SWA Landing gear collapse at LGA

Worthless factoid: The only thing the A-10 ever did fast, was taxi fast. Even in idle, you had to nearly ride the brakes, just to keep it from going too fast down the taxiway. And, there's no parking brake.
Come on the GAU-8 lays down lead pretty fast!

I was speaking in GA terms skyhawks and Cherokees ;)
 
Come on the GAU-8 lays down lead pretty fast!

I was speaking in GA terms skyhawks and Cherokees ;)

75 rounds/second worth. :)

Thats why when a number of friends always ask "hey, lets go to the shooting range, I got a new pistol/rifle/shotgun to shoot. Will be fun!!" Im always feeling kind of "meh". After the GAU-8, going shooting is kind of "meh". :)

[/threadcreeper]
 
Well, if you put it that way.... I will go back to lurking on JC.

Haha! No need to lurk.:D Im just curious if:

1. If this whole thing is a joke, who did it; and

2. If we can now expect this as standard for all accidents (some kind of prank BS info that sounds legit, but we have to confirm)

If you're serious about doing an NTSB intern thing, there are a number of intern positions available.
 
Haha! No need to lurk.:D Im just curious if:

1. If this whole thing is a joke, who did it; and

2. If we can now expect this as standard for all accidents (some kind of prank BS info that sounds legit, but we have to confirm)

If you're serious about doing an NTSB intern thing, there are a number of intern positions available.

I believe Markf64 posted that he added the paragraph into the actual report?
 
I'm just going to be honest and say that looking at the in-cabin video, it appears the engines spooled back early and the aircraft developed a high sink rate with the thrust at idle.
 
I'm just going to be honest and say that looking at the in-cabin video, it appears the engines spooled back early and the aircraft developed a high sink rate with the thrust at idle.

Agreed. But why? Even on the CRJ 700, if you pull the power to idle at 100', some bad stuff is gonna happen. It just doesn't make sense that they would consciously do that.
 
I'm just going to be honest and say that looking at the in-cabin video, it appears the engines spooled back early and the aircraft developed a high sink rate with the thrust at idle.

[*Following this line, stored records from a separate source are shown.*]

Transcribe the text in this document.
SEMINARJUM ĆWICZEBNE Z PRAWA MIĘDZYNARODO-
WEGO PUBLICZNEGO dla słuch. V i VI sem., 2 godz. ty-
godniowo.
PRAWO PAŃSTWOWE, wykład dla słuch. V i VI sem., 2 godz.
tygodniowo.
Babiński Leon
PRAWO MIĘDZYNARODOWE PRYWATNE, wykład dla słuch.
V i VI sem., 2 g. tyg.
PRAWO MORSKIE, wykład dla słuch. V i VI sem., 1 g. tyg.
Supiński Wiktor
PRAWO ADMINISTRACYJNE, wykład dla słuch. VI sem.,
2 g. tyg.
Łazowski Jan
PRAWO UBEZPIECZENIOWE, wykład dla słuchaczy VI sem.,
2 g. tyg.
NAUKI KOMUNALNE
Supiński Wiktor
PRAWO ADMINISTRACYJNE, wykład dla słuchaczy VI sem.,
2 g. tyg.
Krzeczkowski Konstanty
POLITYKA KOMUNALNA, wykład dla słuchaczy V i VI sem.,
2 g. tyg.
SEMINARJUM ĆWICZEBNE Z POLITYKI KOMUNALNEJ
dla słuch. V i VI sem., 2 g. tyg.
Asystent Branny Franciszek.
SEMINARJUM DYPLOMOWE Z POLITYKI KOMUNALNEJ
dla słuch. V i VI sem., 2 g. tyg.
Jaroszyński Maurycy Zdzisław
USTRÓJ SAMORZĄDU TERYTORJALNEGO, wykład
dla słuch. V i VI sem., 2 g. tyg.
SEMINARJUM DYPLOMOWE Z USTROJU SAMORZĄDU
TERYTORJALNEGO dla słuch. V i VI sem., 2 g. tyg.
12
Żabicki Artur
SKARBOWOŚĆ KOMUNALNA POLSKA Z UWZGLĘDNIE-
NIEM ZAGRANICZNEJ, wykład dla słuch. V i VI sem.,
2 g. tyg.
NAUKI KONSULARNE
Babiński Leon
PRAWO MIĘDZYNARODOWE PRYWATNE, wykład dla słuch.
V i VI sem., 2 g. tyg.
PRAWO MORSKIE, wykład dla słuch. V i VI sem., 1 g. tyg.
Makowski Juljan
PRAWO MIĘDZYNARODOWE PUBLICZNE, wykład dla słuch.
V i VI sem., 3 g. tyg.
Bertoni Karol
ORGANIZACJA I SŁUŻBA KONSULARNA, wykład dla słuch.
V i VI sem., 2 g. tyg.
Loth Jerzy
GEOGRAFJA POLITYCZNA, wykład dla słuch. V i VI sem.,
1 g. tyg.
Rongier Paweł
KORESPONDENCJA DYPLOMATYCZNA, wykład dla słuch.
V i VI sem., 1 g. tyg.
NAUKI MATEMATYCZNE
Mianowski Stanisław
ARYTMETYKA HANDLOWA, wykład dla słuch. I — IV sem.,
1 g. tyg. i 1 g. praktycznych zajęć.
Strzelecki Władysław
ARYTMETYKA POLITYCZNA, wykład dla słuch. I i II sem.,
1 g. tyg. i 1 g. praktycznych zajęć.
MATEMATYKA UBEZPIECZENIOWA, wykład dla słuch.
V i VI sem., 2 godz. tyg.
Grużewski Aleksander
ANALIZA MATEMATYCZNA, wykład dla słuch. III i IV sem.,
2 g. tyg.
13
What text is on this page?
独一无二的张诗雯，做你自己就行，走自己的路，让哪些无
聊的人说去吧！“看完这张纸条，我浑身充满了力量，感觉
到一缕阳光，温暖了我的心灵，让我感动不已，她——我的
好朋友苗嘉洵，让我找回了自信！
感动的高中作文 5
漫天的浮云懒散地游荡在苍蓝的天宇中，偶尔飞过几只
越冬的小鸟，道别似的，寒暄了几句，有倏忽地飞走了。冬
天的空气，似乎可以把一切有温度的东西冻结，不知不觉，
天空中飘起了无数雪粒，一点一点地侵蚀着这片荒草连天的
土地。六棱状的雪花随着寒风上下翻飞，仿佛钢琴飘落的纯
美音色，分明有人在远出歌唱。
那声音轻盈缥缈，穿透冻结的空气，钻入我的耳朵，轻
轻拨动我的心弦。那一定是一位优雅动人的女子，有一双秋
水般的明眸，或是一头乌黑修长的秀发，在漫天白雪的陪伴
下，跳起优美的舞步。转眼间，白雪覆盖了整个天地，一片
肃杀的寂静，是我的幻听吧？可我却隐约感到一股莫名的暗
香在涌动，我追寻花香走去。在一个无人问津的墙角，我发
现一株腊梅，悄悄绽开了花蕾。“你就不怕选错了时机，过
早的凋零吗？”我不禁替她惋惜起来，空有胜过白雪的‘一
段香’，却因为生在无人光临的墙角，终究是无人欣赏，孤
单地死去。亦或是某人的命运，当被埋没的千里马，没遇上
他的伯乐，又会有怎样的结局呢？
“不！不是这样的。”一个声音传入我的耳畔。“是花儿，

Would that cause it to go nose down like that? Maybe the trim setting? I dont know but man, that could have turned out a lot worse.
 
Would that cause it to go nose down like that? Maybe the trim setting? I dont know but man, that could have turned out a lot worse.

I suppose if the trim ran nose down it could cause the nose to drop like that, but it would be kind of gradual and pretty easy to counter (at least at first). A rouge stick pusher could drop the nose like that. Some Boeing/MD aircraft (not sure if the 737 is one of them... I think it's only on aircraft that fly the elevator into place with a control tab) have a elevator boost accumulator that assists in deep stall recovery. I guess if that thing fired randomly it could push the nose down. If the plane was on autopilot and then taken off and it was severely out of trim (which shouldn't happen) it could have kicked the nose down. Finally I suppose the pilot could have just screwed up somehow and been diving for the runway and didn't rotate the nose back in time.

We'll find out sooner or later I'm sure.